Thread: Mixture Problem

I have no idea where even to start with this one, so anything will help!


A tank initially contains 60 gal of pure water. Brine containing 1 lb of salt per gallon enters the tank and 2 gal/min and the (perfectly mixed) solution leaves the tank at 3 gal/min; thus tthe tank is empty after exactly one hour. (a) Find the amount of salt in the tank after t minutes. (b) What is the maximum amount of salt ever in the tank?

simply let y be the amount of salt in the tank at time t

dy/dt = salt in -salt out

the volume of fluid in the tank is v(t) = 60 -t gals

dy/dt =(1lb/gal)(2gal/min) - (ylbs/60 -t gals)(3gals/min)
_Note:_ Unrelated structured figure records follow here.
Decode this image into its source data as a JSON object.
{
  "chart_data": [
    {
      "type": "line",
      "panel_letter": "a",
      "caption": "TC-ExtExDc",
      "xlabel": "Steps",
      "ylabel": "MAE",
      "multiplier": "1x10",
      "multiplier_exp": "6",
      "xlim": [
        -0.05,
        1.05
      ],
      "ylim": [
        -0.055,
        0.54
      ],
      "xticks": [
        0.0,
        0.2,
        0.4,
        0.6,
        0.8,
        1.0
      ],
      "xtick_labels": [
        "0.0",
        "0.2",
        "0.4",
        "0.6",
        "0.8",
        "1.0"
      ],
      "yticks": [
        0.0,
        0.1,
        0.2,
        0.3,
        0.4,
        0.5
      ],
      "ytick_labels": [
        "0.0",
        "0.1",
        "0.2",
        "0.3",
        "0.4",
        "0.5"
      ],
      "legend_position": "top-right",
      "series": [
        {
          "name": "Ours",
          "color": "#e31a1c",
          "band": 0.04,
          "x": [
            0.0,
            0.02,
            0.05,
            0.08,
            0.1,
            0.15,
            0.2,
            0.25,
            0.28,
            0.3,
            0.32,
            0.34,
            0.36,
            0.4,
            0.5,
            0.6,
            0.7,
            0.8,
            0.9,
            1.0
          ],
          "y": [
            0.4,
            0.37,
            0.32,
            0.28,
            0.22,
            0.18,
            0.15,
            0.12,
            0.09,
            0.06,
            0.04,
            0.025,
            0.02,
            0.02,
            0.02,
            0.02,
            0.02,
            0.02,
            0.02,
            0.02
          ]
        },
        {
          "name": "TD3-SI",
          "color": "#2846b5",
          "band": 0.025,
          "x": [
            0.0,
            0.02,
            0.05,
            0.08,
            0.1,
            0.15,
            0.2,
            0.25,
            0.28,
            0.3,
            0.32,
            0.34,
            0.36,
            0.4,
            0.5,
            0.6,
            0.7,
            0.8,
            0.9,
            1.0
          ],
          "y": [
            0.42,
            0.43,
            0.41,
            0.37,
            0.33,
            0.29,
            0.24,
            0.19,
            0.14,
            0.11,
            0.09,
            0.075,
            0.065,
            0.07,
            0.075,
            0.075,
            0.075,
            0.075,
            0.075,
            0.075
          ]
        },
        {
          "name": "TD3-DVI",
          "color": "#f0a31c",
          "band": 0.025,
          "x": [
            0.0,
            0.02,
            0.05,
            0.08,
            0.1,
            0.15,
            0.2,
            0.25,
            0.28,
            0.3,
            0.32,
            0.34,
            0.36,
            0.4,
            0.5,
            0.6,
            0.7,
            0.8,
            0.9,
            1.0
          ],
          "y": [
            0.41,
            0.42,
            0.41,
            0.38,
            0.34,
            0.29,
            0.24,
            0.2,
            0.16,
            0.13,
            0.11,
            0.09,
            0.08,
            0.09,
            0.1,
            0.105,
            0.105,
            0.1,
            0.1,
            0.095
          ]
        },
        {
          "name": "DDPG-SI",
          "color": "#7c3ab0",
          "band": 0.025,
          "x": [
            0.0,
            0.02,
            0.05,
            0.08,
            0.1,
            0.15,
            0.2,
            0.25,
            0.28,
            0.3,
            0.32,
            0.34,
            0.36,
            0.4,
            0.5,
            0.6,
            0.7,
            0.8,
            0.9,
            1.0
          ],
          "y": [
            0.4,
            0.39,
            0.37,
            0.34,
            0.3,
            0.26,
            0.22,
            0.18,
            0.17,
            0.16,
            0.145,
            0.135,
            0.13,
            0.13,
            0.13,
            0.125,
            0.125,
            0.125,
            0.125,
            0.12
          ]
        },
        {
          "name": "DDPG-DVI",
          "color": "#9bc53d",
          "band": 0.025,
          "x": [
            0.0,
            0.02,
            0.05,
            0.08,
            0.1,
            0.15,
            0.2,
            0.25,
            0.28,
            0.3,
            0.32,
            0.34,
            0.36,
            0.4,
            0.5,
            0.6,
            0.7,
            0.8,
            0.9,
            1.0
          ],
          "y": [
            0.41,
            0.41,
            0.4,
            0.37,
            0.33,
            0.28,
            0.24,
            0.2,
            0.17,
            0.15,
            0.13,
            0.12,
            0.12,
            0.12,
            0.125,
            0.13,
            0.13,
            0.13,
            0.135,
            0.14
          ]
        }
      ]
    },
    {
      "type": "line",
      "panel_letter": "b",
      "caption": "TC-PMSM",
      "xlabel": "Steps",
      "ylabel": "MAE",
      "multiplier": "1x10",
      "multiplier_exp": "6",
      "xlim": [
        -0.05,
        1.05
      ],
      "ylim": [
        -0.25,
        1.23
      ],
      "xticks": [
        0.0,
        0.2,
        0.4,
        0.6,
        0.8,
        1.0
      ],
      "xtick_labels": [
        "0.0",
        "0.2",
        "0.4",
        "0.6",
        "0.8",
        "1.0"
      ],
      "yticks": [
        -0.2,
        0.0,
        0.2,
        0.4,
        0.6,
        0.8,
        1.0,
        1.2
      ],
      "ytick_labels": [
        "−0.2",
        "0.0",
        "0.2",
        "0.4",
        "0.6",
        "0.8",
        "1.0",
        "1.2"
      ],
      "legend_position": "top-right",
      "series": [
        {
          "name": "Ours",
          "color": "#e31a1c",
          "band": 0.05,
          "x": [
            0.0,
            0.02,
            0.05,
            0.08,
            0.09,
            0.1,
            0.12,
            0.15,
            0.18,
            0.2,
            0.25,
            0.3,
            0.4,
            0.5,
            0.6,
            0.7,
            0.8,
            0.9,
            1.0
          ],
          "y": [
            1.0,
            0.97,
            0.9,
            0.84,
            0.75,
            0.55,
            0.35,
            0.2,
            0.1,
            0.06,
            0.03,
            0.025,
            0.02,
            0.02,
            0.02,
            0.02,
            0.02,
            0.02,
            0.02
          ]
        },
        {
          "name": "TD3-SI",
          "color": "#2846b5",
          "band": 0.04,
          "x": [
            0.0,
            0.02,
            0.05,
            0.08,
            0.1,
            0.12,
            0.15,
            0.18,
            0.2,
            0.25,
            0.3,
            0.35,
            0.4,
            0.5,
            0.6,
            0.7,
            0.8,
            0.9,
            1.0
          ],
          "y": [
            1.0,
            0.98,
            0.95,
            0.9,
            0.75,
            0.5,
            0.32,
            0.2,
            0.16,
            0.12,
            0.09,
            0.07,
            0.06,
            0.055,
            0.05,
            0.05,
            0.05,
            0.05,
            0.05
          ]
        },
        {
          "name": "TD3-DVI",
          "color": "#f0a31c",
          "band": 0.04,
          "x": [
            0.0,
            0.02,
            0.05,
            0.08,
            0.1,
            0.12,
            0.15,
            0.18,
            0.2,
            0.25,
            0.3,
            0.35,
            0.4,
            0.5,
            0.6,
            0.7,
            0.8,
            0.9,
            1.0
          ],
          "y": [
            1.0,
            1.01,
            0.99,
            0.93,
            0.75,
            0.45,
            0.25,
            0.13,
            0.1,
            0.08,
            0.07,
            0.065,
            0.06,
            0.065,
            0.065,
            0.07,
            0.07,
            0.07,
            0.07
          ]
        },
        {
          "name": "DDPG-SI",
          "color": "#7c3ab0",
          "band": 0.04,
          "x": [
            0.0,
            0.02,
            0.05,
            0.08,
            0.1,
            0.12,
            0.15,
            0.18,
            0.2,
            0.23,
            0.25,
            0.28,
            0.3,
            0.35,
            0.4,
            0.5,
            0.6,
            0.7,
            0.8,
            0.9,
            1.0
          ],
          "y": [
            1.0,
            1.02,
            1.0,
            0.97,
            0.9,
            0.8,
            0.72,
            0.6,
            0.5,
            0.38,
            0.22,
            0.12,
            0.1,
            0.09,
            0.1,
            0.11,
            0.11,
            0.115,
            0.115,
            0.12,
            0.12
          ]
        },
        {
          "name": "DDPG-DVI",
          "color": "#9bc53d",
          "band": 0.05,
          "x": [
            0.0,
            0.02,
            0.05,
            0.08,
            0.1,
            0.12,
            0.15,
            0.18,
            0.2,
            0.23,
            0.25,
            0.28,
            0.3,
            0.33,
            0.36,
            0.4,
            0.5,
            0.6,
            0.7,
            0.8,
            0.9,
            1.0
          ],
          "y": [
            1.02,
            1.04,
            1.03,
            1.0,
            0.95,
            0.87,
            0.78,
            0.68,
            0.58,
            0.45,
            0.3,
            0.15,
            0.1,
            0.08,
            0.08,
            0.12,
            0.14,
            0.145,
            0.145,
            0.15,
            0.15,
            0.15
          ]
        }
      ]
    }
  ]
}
dy/dt = 1 - 3y/(60 -t) y(0) = 0

This is not separable so rewrite

dy/dt + 3y /(60-t) = 1 y(0) = 0

Now use an integrating factor to solve

How would one go about solving part b? I have a figured out, but part b is stumping me. I tried maximizing the function, but the solution is not in agreement with the solutions manual...ANy help from here would be appreciated!

See attachment

Thank You Very Much!!!

i think there's something wrong, i think it should be dy/dt +3y/(60-t) = 2

since 2(1) = 2 , not 1. make sense?